The axle was slightly bent which also bent part of the cross tree axle housing on both sides. The elevating adjuster was missing and the ranging telescope and range setting scale is also missing. Might have to make one of those one day, as I don't think I can get that particular replacement part. Also rust accumulation on the spring that slides in between the box trail needed cleaning.
Having stripped the gun down. I was able to find a bit of brass fitting that would be able to be used for the elevation adjustment screw or nut, whatever. So I drilled it out to the required size and tap threaded to the same thread on the gun elevating threaded shaft.
In the picture above at the bottom of the box trail you can see the pin holding the spring steel in place. Just grind or file which I did the clinched end and pull the pin out and from the underside take out the flat spring which is actually two placed on-top of each other and pushed into place.

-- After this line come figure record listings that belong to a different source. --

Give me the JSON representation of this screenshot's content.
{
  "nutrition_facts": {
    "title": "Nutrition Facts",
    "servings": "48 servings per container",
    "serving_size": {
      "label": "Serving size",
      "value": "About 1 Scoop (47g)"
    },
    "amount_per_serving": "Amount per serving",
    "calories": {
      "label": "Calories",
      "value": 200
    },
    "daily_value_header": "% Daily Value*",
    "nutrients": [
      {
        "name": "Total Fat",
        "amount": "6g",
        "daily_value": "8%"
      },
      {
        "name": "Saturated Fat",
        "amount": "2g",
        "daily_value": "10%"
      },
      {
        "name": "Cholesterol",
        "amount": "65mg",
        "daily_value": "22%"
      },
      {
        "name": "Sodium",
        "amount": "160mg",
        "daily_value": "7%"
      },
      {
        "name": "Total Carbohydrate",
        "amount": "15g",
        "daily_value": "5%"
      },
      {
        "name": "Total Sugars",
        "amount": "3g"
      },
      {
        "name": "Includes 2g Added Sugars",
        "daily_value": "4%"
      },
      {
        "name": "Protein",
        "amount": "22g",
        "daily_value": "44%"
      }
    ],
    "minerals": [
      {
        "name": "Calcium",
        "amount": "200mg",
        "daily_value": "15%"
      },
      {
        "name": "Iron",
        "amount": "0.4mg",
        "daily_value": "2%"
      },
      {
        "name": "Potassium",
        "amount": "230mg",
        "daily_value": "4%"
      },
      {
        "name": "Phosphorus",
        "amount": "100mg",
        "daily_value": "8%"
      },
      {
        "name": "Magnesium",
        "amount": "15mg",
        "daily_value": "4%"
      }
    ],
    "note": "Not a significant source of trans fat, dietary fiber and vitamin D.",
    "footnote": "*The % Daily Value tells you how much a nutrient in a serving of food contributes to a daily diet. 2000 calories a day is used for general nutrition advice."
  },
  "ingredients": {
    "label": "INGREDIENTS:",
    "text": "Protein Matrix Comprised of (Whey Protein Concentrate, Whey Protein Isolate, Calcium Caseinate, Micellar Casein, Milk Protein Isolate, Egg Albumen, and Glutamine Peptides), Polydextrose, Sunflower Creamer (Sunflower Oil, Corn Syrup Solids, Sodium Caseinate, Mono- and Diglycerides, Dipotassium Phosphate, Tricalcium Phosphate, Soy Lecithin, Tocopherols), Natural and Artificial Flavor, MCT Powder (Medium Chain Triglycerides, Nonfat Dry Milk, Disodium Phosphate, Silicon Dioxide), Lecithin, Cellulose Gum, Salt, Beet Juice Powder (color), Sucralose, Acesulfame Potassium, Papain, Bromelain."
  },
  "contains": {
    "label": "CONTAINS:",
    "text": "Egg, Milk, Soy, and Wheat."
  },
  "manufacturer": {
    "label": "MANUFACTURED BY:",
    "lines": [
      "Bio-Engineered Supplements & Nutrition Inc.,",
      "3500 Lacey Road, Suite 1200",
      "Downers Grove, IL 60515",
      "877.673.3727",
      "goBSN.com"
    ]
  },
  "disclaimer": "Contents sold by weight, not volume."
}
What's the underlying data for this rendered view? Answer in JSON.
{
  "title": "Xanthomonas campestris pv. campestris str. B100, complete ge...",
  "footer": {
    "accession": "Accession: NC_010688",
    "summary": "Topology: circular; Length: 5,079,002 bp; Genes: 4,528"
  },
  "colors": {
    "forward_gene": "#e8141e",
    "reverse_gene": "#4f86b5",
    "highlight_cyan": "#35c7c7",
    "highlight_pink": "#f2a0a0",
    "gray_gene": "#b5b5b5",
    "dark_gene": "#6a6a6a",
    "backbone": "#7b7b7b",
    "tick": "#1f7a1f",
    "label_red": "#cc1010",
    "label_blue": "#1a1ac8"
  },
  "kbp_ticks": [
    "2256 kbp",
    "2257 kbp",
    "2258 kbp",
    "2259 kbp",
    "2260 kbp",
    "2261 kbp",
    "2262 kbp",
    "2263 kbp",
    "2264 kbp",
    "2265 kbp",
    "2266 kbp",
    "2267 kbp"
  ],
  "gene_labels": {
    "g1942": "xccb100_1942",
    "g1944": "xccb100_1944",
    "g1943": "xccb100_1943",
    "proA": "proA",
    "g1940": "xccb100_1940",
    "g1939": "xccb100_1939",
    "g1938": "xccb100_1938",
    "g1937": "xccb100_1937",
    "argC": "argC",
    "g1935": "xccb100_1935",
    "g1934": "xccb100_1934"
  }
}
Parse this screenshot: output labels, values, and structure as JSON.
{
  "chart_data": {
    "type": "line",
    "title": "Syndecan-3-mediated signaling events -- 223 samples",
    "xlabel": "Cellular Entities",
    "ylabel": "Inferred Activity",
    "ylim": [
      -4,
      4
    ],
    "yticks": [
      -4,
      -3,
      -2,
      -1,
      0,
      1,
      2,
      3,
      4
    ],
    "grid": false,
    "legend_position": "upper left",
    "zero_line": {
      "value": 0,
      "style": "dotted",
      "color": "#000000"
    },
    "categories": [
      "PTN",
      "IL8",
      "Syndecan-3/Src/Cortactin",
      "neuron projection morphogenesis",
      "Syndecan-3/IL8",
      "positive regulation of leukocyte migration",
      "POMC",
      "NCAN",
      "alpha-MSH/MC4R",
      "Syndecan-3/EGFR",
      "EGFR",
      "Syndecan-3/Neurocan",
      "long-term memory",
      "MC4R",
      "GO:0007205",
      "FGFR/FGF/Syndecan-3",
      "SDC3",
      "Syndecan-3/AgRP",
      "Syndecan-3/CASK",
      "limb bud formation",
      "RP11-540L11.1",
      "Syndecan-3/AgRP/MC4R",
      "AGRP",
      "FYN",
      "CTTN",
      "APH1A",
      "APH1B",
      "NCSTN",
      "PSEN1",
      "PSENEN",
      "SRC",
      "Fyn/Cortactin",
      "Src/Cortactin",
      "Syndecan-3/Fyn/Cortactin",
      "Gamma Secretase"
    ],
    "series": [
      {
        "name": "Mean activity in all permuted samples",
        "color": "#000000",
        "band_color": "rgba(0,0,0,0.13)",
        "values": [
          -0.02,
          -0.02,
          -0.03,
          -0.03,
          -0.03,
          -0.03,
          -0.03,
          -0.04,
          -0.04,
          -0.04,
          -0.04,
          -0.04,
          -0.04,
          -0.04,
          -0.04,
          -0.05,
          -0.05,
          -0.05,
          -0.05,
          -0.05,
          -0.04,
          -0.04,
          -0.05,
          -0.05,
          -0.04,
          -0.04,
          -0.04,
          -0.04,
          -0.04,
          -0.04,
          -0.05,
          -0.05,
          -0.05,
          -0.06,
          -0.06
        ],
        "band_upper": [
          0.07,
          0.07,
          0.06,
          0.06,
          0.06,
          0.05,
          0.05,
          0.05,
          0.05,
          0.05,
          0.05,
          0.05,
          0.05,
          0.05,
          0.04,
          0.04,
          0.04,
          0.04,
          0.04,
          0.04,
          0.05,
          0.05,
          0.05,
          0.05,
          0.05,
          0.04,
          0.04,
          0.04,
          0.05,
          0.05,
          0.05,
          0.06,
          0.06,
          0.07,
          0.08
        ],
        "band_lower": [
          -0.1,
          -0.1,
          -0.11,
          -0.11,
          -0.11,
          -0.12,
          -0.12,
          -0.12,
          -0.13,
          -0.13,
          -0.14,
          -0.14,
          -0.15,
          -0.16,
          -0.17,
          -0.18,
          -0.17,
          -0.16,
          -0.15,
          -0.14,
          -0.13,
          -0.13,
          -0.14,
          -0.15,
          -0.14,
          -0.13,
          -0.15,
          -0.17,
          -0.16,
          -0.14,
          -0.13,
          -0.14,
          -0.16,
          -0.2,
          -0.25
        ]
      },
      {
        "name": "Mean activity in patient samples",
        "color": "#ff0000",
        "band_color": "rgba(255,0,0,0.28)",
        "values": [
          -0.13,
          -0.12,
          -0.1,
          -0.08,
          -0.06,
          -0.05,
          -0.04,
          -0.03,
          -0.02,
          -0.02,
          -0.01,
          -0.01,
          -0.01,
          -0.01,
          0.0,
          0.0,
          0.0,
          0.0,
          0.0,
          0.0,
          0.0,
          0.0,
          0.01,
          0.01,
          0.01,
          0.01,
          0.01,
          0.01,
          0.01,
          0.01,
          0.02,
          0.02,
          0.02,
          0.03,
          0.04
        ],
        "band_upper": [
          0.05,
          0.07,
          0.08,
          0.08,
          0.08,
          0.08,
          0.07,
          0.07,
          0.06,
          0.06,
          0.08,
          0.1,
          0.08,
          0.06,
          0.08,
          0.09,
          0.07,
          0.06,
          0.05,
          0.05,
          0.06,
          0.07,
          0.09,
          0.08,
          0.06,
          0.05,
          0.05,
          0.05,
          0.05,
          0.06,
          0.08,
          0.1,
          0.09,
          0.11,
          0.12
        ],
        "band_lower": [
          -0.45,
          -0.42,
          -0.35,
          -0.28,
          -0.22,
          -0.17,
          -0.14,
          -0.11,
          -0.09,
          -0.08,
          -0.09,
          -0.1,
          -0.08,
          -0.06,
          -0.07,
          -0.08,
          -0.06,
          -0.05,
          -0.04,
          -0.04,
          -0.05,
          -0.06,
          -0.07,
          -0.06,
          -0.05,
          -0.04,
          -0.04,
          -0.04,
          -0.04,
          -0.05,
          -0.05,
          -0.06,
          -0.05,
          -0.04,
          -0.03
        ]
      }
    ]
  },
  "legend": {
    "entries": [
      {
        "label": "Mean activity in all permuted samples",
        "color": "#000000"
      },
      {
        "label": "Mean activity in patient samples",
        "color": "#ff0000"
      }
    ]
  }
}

Axle straightened. I then applied some gentle heart to the cross tree axle housing and straighten them up. Then re assembled the gun and is now waiting for me to make a new part for the sighting telescope and elevation scale. This is usually done with a two part mix of silicone rubber mould taken from a original part. Re clinch the ends when assembling when the gun is finished.
The other cannon in the picture could be one made from a Prince August rubber moulds. Some of the traps of eBay when buying old looking cannons.
The Prince August cannon had to have some adjustments as the axle was made of soft lead. That means this cannon has no tin and antimony combined with in the mix which helps harden the lead.
I drilled out the wheel hub and used a nail for the axle. I glued two peaces of wood onto the box trail, centering them over the axle housing or where the box trail sits on the axle. This enables the axle to be held in position. I drilled a hole through the two bits of wood representing ammunition boxes and then was able to slid the new axle in, so as the axle doesn't drop off when someone lifts up the cannon. I then super glued the wheels on and painted the cannon. Only one thing to do is re straighten the barrel again.
Remember if anyone decides to by a lead cannon on eBay or anywhere else make sure it is not made of pure lead and that the metal used is in-fact White Metal.